The epigenetics of developmental gene expression and genome stability
Chromatin structure bears important epigenetic information to ensure proper gene regulation and the faithful transmission of the genetic information during cell divisions. Preliminary studies support that certain chromatin restructuring events do not only occur during gene regulation, but also at sites of DNA repair, replication and recombination. Research in our laboratory focuses on the complexes that regulate such processes and how they function. We believe that these complexes catalyze fundamental reactions that are directly involved in the reversible 'opening' and 'closing' of chromatin at sites of transcription, DNA replication or repair.
We take a broad array of approaches to study the structure and function of these complexes including biochemical, genetic, reverse genetic, proteomic/mass spectrometric, functional genomic, enzymatic, and cell biological methods. The organism of our choice is the fruit fly, Drosophila melanogaster, for its excellence as model for developmental as well as chromatin-related studies. In fact, Drosophila has been the forefront genetic organism for the identification of chromatin modifiers that regulate developmental gene expression. Most importantly, chromatin restructuring complexes from flies and humans appear to be structurally and functionally extremely well conserved. We therefore expect our findings to unravel the molecular etiology of certain cancers and to lead to the development of new anticancer therapeutics.

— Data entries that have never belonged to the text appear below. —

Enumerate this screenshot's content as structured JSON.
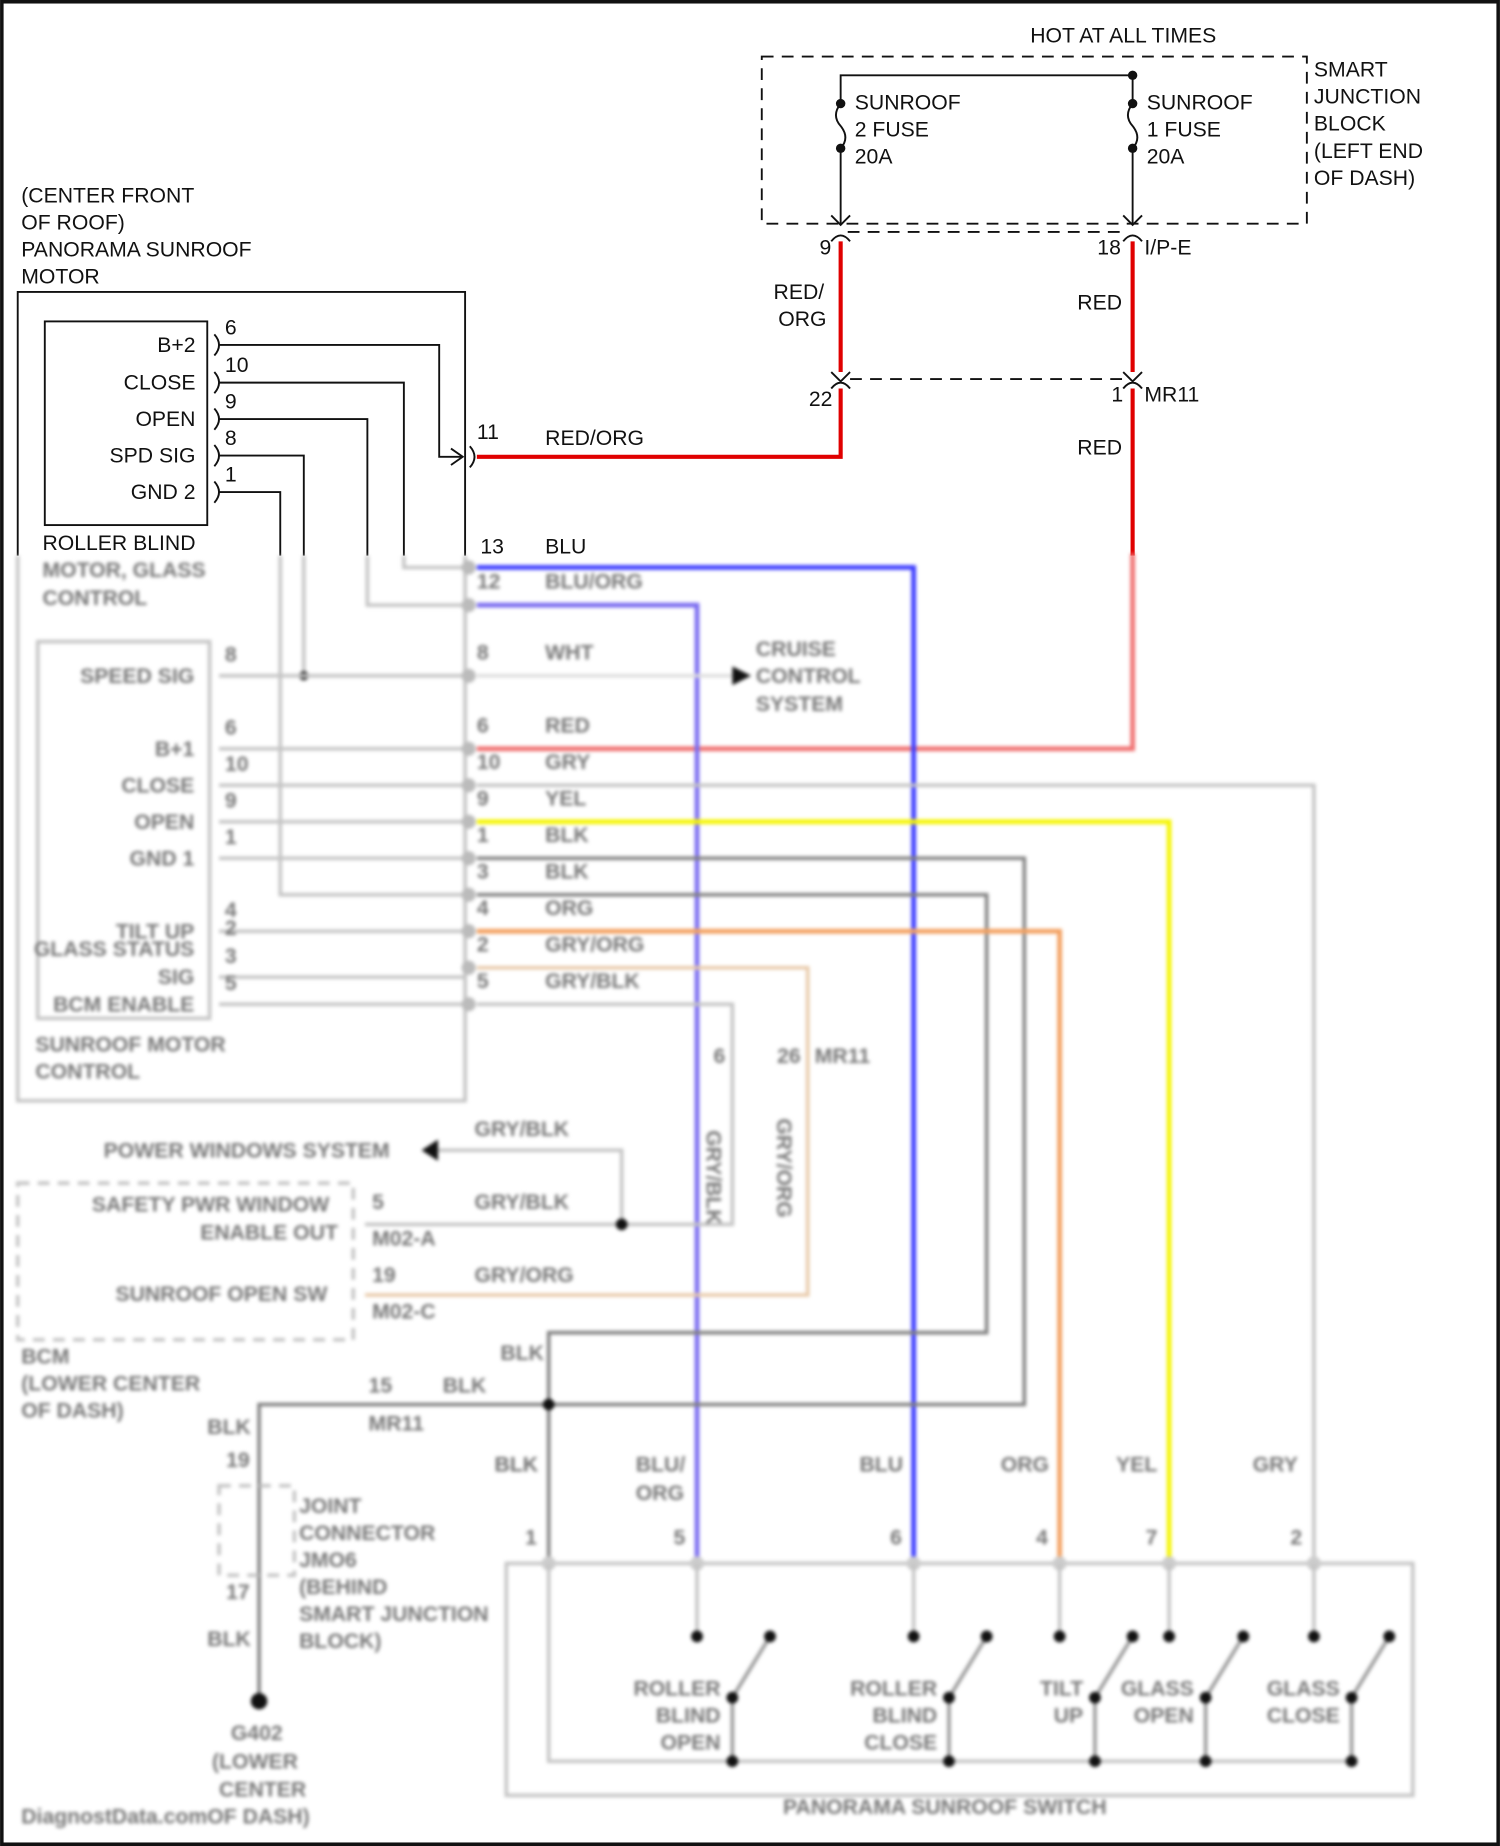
{
  "colors": {
    "red": "#e00000",
    "blue": "#3a3aff",
    "blu_org": "#7a6cf0",
    "yellow": "#f5f500",
    "orange": "#f3a060",
    "gry_org": "#e8c9a8",
    "grey": "#c8c8c8",
    "black_wire": "#808080",
    "frame": "#111111"
  },
  "top": {
    "hot": "HOT AT ALL TIMES",
    "fuse2": [
      "SUNROOF",
      "2 FUSE",
      "20A"
    ],
    "fuse1": [
      "SUNROOF",
      "1 FUSE",
      "20A"
    ],
    "sjb": [
      "SMART",
      "JUNCTION",
      "BLOCK",
      "(LEFT END",
      "OF DASH)"
    ]
  },
  "connectors": {
    "p9": "9",
    "p18": "18",
    "ipe": "I/P-E",
    "p22": "22",
    "p1": "1",
    "mr11": "MR11",
    "p11": "11",
    "p13": "13"
  },
  "wires": {
    "red_org_a": "RED/",
    "red_org_b": "ORG",
    "red1": "RED",
    "red2": "RED",
    "red_org": "RED/ORG",
    "blu": "BLU"
  },
  "motor": {
    "title": [
      "(CENTER FRONT",
      "OF ROOF)",
      "PANORAMA SUNROOF",
      "MOTOR"
    ],
    "roller_pins": [
      {
        "label": "B+2",
        "num": "6"
      },
      {
        "label": "CLOSE",
        "num": "10"
      },
      {
        "label": "OPEN",
        "num": "9"
      },
      {
        "label": "SPD SIG",
        "num": "8"
      },
      {
        "label": "GND 2",
        "num": "1"
      }
    ],
    "roller_title": [
      "ROLLER BLIND",
      "MOTOR, GLASS",
      "CONTROL"
    ],
    "sunroof_pins": [
      {
        "label": "SPEED SIG",
        "num": "8"
      },
      {
        "label": "B+1",
        "num": "6"
      },
      {
        "label": "CLOSE",
        "num": "10"
      },
      {
        "label": "OPEN",
        "num": "9"
      },
      {
        "label": "GND 1",
        "num": "1"
      },
      {
        "label": "TILT UP",
        "num": "4"
      },
      {
        "label": "GLASS STATUS",
        "num": "2"
      },
      {
        "label": "SIG",
        "num": "3"
      },
      {
        "label": "BCM ENABLE",
        "num": "5"
      }
    ],
    "sunroof_title": [
      "SUNROOF MOTOR",
      "CONTROL"
    ]
  },
  "harness": [
    {
      "num": "12",
      "color": "BLU/ORG"
    },
    {
      "num": "8",
      "color": "WHT"
    },
    {
      "num": "6",
      "color": "RED"
    },
    {
      "num": "10",
      "color": "GRY"
    },
    {
      "num": "9",
      "color": "YEL"
    },
    {
      "num": "1",
      "color": "BLK"
    },
    {
      "num": "3",
      "color": "BLK"
    },
    {
      "num": "4",
      "color": "ORG"
    },
    {
      "num": "2",
      "color": "GRY/ORG"
    },
    {
      "num": "5",
      "color": "GRY/BLK"
    }
  ],
  "cruise": [
    "CRUISE",
    "CONTROL",
    "SYSTEM"
  ],
  "mid": {
    "p6": "6",
    "p26": "26",
    "mr11": "MR11",
    "v1": "GRY/BLK",
    "v2": "GRY/ORG",
    "gry_blk1": "GRY/BLK",
    "power_windows": "POWER WINDOWS SYSTEM",
    "gry_blk2": "GRY/BLK",
    "gry_org": "GRY/ORG",
    "p5": "5",
    "p19": "19",
    "m02a": "M02-A",
    "m02c": "M02-C"
  },
  "bcm": {
    "l1": "SAFETY PWR WINDOW",
    "l2": "ENABLE OUT",
    "l3": "SUNROOF OPEN SW",
    "title": [
      "BCM",
      "(LOWER CENTER",
      "OF DASH)"
    ]
  },
  "ground": {
    "blk1": "BLK",
    "blk2": "BLK",
    "blk3": "BLK",
    "blk4": "BLK",
    "blk5": "BLK",
    "p15": "15",
    "mr11": "MR11",
    "p19": "19",
    "p17": "17",
    "jc": [
      "JOINT",
      "CONNECTOR",
      "JMO6",
      "(BEHIND",
      "SMART JUNCTION",
      "BLOCK)"
    ],
    "g": [
      "G402",
      "(LOWER",
      "CENTER"
    ],
    "watermark": "DiagnostData.com",
    "g_last": "OF DASH)"
  },
  "switch": {
    "wire_labels": [
      "BLK",
      "BLU/",
      "ORG",
      "BLU",
      "ORG",
      "YEL",
      "GRY"
    ],
    "pins": [
      "1",
      "5",
      "6",
      "4",
      "7",
      "2"
    ],
    "switches": [
      [
        "ROLLER",
        "BLIND",
        "OPEN"
      ],
      [
        "ROLLER",
        "BLIND",
        "CLOSE"
      ],
      [
        "TILT",
        "UP"
      ],
      [
        "GLASS",
        "OPEN"
      ],
      [
        "GLASS",
        "CLOSE"
      ]
    ],
    "title": "PANORAMA SUNROOF SWITCH"
  }
}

Histone H2Av-exchanging complexes
We previously have characterized the dTip60 multiprotein complex, which contains various tumor suppressors including the H2Av histone variant. H2Av plays key roles in developmental gene regulation as well as DNA double strand break repair, and therefore is of our particular interest. Phosphorylation of H2Av-relatives is a universal DNA double strand marker from yeast to humans. Using in vivo studies in embryos and in vitro histone exchange systems, we were able to demonstrate that the dTip60 complex catalyzes the exchange of phospho-H2Av with unmodified H2Av during DNA repair.
In fact, the dTip60 complex contains several histone code readers and writers. Our goal is to better understand the contribution of these subunit to function of the dTip60 complex in both chromatin repair as well as developmental gene regulation. Besides the dTip60 complex, we have identified at least two more complexes that target H2Av. These complexes also contain multiple readers and writers of chromatin structure. We currently are investigating their function and their relationship to the dTip60 complex.
The role of MYST-type acetyltransferases in development and DNA repair
Tip60 is one of the prototypic members of the MYST-type histone acetyltransferase family. Other members of this enzyme family function in hematopoietic stem cell differentiation and other developmental processes, cancer progression, chromosome stability, DNA repair, replication, and recombination. Our preliminary data support strong similarities in structure and function between these MYST-type acetyltransferase-containing complexes in humans and flies. Our goal is to dissect structure and function of all MYST-type histone acetyltransferase-containing complexes from flies with particular emphasis on genome integrity and developmental gene expression. Intriguingly, multiple subunits of these complexes contain domains with affinity to hypermethylated nucleosomes, and we expect these complexes to closely interact with metabolizers of methylated histones.
The Methyl/Acetyl-link
We have identified several enzyme complexes with transcription-related chromatin remodeling activity. All functionally interact with MYST-type acetyltransferases. Indeed, there are strong functional links between histone methylation and acetylation events. Not surprisingly, our preliminary studies indicated that complexes involved in the turnover of these marks share structural and functional similarities. We currently study their precise function and interactions both in vitro and in vivo.